2. Signal Processing

By localized and scaled sinusoidal waveform, the transform varies its resolution across different frequencies, optimizing the capture of specific spectral components.

The Morlet Wavelet operates by correlating the signal with scaled and shifted versions of the Morlet basis function.

By adjusting the scale and position of the wavelet, it extracts signal components at different resolutions, enabling advanced time-frequency analysis.

 

 

 

 

 

 

 

3. Representation

The result of the Morlet Wavelet Transform is represented as a scalogram,

which shows the magnitude of signal components across time and scale.

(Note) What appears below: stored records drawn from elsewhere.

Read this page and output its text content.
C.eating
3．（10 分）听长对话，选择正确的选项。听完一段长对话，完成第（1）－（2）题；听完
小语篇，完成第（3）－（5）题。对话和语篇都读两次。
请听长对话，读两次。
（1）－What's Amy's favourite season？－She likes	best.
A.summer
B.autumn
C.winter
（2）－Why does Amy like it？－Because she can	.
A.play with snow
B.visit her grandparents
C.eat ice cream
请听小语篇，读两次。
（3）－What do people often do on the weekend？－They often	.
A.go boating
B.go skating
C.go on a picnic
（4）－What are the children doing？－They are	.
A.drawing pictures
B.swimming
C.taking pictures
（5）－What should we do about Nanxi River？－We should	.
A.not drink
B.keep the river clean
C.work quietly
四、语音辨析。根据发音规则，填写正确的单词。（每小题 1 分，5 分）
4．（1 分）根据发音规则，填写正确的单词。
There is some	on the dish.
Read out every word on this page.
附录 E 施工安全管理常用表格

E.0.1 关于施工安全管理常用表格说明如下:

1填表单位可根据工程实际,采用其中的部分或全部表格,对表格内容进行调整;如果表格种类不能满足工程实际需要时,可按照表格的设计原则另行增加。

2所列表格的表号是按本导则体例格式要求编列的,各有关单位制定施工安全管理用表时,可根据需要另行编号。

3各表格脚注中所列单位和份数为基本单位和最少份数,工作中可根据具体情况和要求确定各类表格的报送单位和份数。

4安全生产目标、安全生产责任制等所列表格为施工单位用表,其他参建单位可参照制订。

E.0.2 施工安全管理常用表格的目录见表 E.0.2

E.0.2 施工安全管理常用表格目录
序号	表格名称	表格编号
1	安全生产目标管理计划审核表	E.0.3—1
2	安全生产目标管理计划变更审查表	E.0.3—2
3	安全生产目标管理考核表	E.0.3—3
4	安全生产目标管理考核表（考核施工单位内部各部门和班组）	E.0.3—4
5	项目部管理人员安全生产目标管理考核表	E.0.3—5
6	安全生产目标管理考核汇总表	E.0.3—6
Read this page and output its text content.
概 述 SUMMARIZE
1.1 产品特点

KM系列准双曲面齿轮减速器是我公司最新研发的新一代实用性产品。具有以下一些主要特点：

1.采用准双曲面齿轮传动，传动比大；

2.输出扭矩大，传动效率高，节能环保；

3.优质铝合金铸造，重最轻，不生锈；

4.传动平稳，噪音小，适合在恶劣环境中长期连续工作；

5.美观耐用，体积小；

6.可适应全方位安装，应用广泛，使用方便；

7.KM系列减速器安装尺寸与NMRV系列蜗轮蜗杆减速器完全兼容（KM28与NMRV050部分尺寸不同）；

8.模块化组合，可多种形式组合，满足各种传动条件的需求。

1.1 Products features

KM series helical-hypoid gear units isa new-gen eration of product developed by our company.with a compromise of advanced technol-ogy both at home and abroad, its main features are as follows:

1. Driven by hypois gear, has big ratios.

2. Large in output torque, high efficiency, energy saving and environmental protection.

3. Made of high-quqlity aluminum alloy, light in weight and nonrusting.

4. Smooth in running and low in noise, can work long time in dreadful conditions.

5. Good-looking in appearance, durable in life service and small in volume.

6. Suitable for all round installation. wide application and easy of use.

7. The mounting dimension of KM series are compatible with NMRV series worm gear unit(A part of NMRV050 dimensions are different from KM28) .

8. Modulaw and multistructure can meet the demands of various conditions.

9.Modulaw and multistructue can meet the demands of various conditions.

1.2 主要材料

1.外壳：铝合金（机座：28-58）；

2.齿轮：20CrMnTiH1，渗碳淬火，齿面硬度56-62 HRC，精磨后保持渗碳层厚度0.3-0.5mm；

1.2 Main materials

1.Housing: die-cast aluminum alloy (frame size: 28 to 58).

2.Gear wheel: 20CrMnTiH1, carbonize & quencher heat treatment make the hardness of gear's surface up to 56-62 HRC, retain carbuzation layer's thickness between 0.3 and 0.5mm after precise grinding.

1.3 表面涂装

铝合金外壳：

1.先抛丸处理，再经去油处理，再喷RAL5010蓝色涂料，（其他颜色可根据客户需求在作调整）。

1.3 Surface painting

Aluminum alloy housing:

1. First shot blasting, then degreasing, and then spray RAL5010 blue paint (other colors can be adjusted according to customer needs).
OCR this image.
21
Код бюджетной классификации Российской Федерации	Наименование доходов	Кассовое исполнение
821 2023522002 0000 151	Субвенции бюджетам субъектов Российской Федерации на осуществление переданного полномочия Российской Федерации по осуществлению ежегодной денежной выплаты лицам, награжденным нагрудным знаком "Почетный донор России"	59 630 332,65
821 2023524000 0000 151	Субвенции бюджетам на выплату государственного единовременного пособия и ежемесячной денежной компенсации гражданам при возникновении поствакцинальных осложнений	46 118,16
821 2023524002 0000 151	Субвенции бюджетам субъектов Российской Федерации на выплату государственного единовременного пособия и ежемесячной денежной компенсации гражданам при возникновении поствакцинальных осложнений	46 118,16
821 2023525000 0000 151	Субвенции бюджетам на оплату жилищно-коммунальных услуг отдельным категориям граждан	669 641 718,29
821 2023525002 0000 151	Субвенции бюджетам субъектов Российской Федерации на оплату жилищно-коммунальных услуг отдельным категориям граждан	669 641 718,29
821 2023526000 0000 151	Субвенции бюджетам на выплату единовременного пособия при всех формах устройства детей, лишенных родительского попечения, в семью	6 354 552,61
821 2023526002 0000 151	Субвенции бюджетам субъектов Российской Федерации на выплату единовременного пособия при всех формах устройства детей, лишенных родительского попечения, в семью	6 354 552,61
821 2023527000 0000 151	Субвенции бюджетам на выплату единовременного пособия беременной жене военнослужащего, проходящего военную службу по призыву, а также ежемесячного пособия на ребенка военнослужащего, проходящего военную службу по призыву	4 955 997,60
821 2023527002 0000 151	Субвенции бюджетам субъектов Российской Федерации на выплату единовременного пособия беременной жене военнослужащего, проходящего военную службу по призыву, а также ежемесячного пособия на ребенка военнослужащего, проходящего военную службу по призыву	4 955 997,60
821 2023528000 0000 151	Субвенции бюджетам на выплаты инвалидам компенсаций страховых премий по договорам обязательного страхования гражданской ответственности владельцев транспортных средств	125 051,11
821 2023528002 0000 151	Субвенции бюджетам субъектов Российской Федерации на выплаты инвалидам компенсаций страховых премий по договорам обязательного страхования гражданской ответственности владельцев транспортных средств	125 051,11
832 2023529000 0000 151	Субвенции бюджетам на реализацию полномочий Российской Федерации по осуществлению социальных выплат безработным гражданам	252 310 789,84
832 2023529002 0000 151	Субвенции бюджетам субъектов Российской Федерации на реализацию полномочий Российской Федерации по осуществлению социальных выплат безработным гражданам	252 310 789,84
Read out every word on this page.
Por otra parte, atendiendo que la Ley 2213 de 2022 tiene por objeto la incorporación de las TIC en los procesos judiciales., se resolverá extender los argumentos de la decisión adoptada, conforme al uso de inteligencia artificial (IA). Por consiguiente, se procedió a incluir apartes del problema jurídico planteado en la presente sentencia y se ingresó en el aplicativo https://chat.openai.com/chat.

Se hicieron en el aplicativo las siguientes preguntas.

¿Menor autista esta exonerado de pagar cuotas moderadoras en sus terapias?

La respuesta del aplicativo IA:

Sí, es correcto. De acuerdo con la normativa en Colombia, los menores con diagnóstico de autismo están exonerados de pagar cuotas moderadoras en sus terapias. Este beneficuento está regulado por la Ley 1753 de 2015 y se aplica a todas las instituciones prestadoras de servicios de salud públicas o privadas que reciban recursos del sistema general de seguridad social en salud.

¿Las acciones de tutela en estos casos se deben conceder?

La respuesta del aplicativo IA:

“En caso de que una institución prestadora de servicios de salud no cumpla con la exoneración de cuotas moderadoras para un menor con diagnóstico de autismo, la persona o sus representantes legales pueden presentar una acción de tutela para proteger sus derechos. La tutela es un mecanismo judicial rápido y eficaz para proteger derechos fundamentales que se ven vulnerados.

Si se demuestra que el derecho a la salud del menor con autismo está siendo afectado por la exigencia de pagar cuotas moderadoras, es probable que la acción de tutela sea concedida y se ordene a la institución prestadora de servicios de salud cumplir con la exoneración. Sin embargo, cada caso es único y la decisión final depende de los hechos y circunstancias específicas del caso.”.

The scale/frequency axis corresponds to different frequency ranges (inverse relationship), while the magnitude indicates the strength of each component.

 

 

 

 

 

 

 

4. Interpretation

(1) The transient rhythmic burst (10–20 Hz region) may represent a temporary oscillatory activity

such as human walking motion, rotating machinery vibration, or radar micro-Doppler generated by moving limbs.

 

(2)The continuously distributed low-frequency component may correspond to slow background motion or baseline oscillation,

such as platform vibration, body sway, engine rotation, or environmental low-frequency movement.

 

 

 

 

 

 

 

5. Radar Application

In radar systems, the Morlet Wavelet is used to analyze non-stationary signals and time-varying patterns.

It is particularly useful for detecting transient behaviors and complex target signatures that are not easily captured by fixed-resolution methods.

 

Compared to STFT, the Morlet Wavelet provides multi-resolution analysis, offering better time resolution at high frequencies and better frequency resolution at low frequencies.